• Kolom
  • TELUSUR SEJARAH LEMBANG: Kisah Perkebunan Baroe Adjak, Masa-masa Tahun 1960-an #1

TELUSUR SEJARAH LEMBANG: Kisah Perkebunan Baroe Adjak, Masa-masa Tahun 1960-an #1

Kawasan Baroe Adjak terletak di selatan Lembang, Kabupaten Bandung Barat.

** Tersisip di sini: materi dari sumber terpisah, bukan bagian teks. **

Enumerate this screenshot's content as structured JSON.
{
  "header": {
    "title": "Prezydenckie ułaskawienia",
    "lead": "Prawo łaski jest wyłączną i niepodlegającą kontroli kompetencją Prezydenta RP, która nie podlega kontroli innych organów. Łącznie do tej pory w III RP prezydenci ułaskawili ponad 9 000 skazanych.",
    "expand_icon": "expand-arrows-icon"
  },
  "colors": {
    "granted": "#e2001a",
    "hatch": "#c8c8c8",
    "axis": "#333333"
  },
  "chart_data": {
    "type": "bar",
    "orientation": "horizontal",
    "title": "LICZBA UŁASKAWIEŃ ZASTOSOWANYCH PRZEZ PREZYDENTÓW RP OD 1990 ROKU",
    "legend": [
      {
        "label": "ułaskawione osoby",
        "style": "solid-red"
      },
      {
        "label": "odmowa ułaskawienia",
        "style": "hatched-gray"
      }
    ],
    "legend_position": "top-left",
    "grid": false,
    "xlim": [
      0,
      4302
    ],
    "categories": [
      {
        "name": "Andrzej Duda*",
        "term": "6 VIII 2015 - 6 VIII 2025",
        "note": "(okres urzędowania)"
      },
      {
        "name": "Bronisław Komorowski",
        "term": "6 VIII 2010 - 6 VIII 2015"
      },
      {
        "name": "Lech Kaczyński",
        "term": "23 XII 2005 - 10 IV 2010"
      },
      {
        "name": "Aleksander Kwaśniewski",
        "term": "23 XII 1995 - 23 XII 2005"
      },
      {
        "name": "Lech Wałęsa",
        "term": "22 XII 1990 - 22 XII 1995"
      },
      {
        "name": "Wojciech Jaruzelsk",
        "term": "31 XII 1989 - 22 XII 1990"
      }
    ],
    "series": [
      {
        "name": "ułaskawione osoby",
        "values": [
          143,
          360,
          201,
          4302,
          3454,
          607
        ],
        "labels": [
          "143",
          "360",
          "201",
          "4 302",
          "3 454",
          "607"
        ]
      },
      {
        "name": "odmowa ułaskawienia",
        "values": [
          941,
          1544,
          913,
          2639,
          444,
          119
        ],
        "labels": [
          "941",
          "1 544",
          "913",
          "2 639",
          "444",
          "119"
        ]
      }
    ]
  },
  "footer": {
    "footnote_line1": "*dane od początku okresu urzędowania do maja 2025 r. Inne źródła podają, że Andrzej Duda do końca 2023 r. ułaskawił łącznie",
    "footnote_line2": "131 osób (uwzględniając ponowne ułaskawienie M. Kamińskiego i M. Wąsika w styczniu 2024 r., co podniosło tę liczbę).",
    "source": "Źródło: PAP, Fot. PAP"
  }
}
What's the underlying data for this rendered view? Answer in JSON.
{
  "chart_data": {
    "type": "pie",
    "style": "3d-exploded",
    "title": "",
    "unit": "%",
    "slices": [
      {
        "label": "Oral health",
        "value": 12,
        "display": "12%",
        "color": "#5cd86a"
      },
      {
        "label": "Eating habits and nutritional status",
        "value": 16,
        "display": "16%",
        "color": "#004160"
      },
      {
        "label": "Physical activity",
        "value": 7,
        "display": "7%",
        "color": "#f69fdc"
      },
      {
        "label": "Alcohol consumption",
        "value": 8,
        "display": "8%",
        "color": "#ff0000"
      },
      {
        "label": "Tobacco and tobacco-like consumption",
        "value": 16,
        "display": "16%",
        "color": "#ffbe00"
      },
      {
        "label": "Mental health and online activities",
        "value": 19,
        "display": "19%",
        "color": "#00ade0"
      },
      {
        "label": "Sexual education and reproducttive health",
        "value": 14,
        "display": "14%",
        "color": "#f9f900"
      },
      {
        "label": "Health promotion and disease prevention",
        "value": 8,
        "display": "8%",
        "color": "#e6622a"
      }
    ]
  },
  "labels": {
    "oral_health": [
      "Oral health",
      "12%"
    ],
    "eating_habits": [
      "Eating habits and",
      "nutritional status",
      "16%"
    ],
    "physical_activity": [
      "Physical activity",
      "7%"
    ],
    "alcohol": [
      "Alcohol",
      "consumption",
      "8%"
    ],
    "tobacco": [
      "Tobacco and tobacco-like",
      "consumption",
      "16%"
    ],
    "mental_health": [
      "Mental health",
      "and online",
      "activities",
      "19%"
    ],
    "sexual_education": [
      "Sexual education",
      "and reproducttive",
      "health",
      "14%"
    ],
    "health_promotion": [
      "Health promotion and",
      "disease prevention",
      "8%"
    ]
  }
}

Terletak pada lembah di antara Gunung Tangkuban Parahu dan Gunung Lembang (Bukit Bosscha).

Malia Nur Alifa

Pegiat sejarah, penulis buku, aktif di Telusur Pedestrian

Ilustrasi kawasan Baroe Adjak dalam majalah misi bulanan Kruisheeren tahun 1947 yang didapat dari situs Delpher. (Foto: Dokumentasi Malia Nur Alifa)

12 Juli 2025


BandungBergerak.id – Setiap minggunya saya selalu menanyakan kepada para pembaca setia kolom saya, topik apalagi yang ingin saya bahas dan tuliskan, dan hampir 75  persen para pembaca mengatakan bahwa mereka sangat penasaran akan kisah Baroe Adjak di masa kemerdekaan dan berdasarkan kisah-kisah riset saya di sana selama kurang lebih 8 tahun (dari total 12 tahun riset). Memang ini topik yang sangat “sensitif“ di Lembang, karena kawasan Baroe Adjak ini sangat lekat sekali dengan kasus sengketa tanah, namun di sini saya akan tekankan bahwa yang akan saya bahas hanyalah tentang pengetahuan sejarah kawasan.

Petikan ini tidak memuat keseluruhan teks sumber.